Carter founded the Coalition for Food and Health Equity, which distributes healthy meals directly to residents, primarily senior citizens. Her nonprofit received $1.2 million in funding from Sustain and Serve in the first two rounds, and is waiting for the third round to come through. Contracts with awardees for the third round are still being finalized, according to the Economic Development Authority. In the meantime, the coalition is only serving clients with the most urgent needs.

“Hunger doesn't wait,” Carter said, adding that her staff is delivering mostly to seniors who are homebound and can’t get to food pantries, or who have to choose between paying for their medications or food.

Those sort of issues have always been present, she said — “and now with inflation, that's made it worse.”

Carter said in the early days of the pandemic, she used donations to purchase meals from a struggling café, and gave them to residents in need. Other nonprofits were also forging similar relationships.

Colton, from the Economic Development Authority, said the state wanted to scale up those kinds of organic partnerships through Sustain and Serve. To be eligible, an organization needed to demonstrate a track record of purchasing meals from restaurants.

“There's specific requirements, but then we kind of get out of the way and we let them go and purchase the meals from the eligible restaurants, distribute them to people in need and then we reimburse them after they document the expenses,” Colton said. “It's a fairly straightforward mechanism.”

Participating restaurants also had to prove they were affected by the pandemic and employ no more than 50 people.

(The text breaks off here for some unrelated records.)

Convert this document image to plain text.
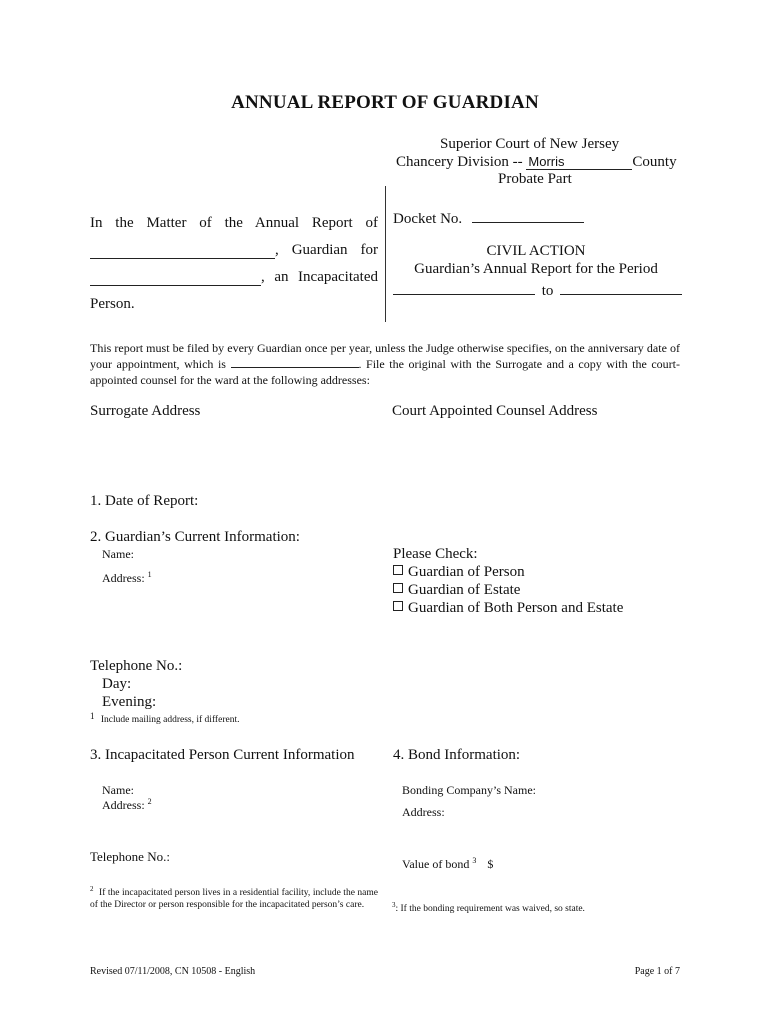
ANNUAL REPORT OF GUARDIAN
Superior Court of New Jersey
Chancery Division -- Morris	County
Probate Part
In the Matter of the Annual Report of
, Guardian for
, an Incapacitated
Person.
Docket No.
CIVIL ACTION
Guardian’s Annual Report for the Period
to
This report must be filed by every Guardian once per year, unless the Judge otherwise specifies, on the anniversary date of your appointment, which is	. File the original with the Surrogate and a copy with the court-appointed counsel for the ward at the following addresses:
Surrogate Address	Court Appointed Counsel Address
1. Date of Report:
2. Guardian’s Current Information:
Name:
Address: $^1$
Please Check:
Guardian of Person
Guardian of Estate
Guardian of Both Person and Estate
Telephone No.:
Day:
Evening:
1 Include mailing address, if different.
3. Incapacitated Person Current Information
Name:
Address: $^2$
Telephone No.:
$^2$ If the incapacitated person lives in a residential facility, include the name of the Director or person responsible for the incapacitated person’s care.
4. Bond Information:
Bonding Company’s Name:
Address:
Value of bond $^3$ $
$^3$: If the bonding requirement was waived, so state.
Revised 07/11/2008, CN 10508 - English	Page 1 of 7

Multiple participating organizations told Gothamist that Sustain and Serve, unlike some other government programs, was easy to administer.

Joyce Campbell, executive director of the Trenton Soup Kitchen, said she doesn’t know how the group will afford to serve 8,000 meals a week without the added funding. That’s close to twice the demand the kitchen served before the pandemic.

“This inflation is really walloping people,” she said, adding that some of the meal distribution sites she manages are reporting an increase in clients. “One thing hit on top of the other.”

Medhat Eldeeb, who owns Pita Square, said his restaurant is also relying on the state program. During the prior round of funding, 70% of his business was preparing food for the Coalition. While he waits for the next round of funding, he’s donating meals to the organization.

“We can't stop. Like the people that really need it, they’re not going to have anything to eat during the week,” he said. “We need to do something.”